La violencia humana, sea espectáculo o como herramienta para objetivos varios, es siempre repudiable por inmoral. Puede sentirse igual rechazo que al escuchar los argumentos de Putin y Netanyahu cuando intentan justificar las masacres que llevan a cabo desde sus respectivos países, o al saber de ese descerebrado que drogaba a su mujer para que fuese violada por los amigos.
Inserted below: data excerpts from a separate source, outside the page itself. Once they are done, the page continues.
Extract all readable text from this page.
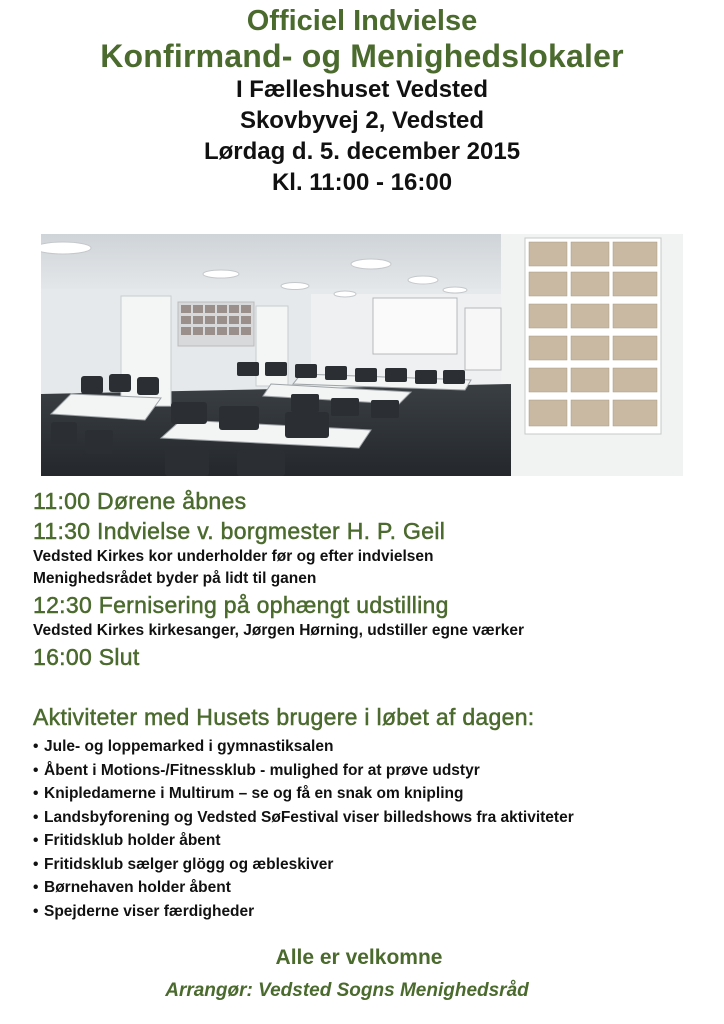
Officiel Indvielse
Konfirmand- og Menighedslokaler
I Fælleshuset Vedsted
Skovbyvej 2, Vedsted
Lørdag d. 5. december 2015
Kl. 11:00 - 16:00
11:00 Dørene åbnes
11:30 Indvielse v. borgmester H. P. Geil
Vedsted Kirkes kor underholder før og efter indvielsen
Menighedsrådet byder på lidt til ganen
12:30 Fernisering på ophængt udstilling
Vedsted Kirkes kirkesanger, Jørgen Hørning, udstiller egne værker
16:00 Slut
Aktiviteter med Husets brugere i løbet af dagen:
• Jule- og loppemarked i gymnastiksalen
• Åbent i Motions-/Fitnessklub - mulighed for at prøve udstyr
• Knipledamerne i Multirum – se og få en snak om knipling
• Landsbyforening og Vedsted SøFestival viser billedshows fra aktiviteter
• Fritidsklub holder åbent
• Fritidsklub sælger glögg og æbleskiver
• Børnehaven holder åbent
• Spejderne viser færdigheder
Alle er velkomne
Arrangør: Vedsted Sogns Menighedsråd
Sin embargo, también la agresividad puede transformarse en lamentables representaciones teñidas de sordidez a la vista del placer que procura a los asistentes el maltrato y la tortura, sin que sirva de atenuante el que participen en las mismas políticos, intelectuales e incluso miembros de una realeza que quiero creer en franco declive por esas y otras circunstancias.
Hoy me refiero en concreto a la tortura de banderillas y espada, a los puñetazos que se dan y reciben en el ring… Actores todos en unos escenarios carentes de compasión.
¿Deporte? Habría que preguntar al toro; al caído con nariz o costillas rotas… ¿Competición? Para eso está el ping-pong, las carreras, partidas de ajedrez y, si me apuran, los test de inteligencia. Se trata más bien de negocios cimentados en el embrutecimiento de los convocantes, de los convocados y ajenos a esa solidaridad por la que la policía accederá a un pozo para salvar al gatito que cayó dentro pero al toro que le den, o la razón por la que el campesino será multado si mata al lobo que acabó con diez de sus ovejas pero, entre plaza de toreo y redil, nada que ver, siquiera por los beneficios que se generan en uno u otro caso.
Como guinda del deprimente pastel, se debate si acaso los niños podrán asistir a las corridas, en paralelo al esfuerzo por mejorar su nivel educativo, lo que debiera incluir el rechazo a la violencia en cualquiera de sus manifestaciones. ¿Contradicciones? Pues con ellas seguimos. Y así nos va.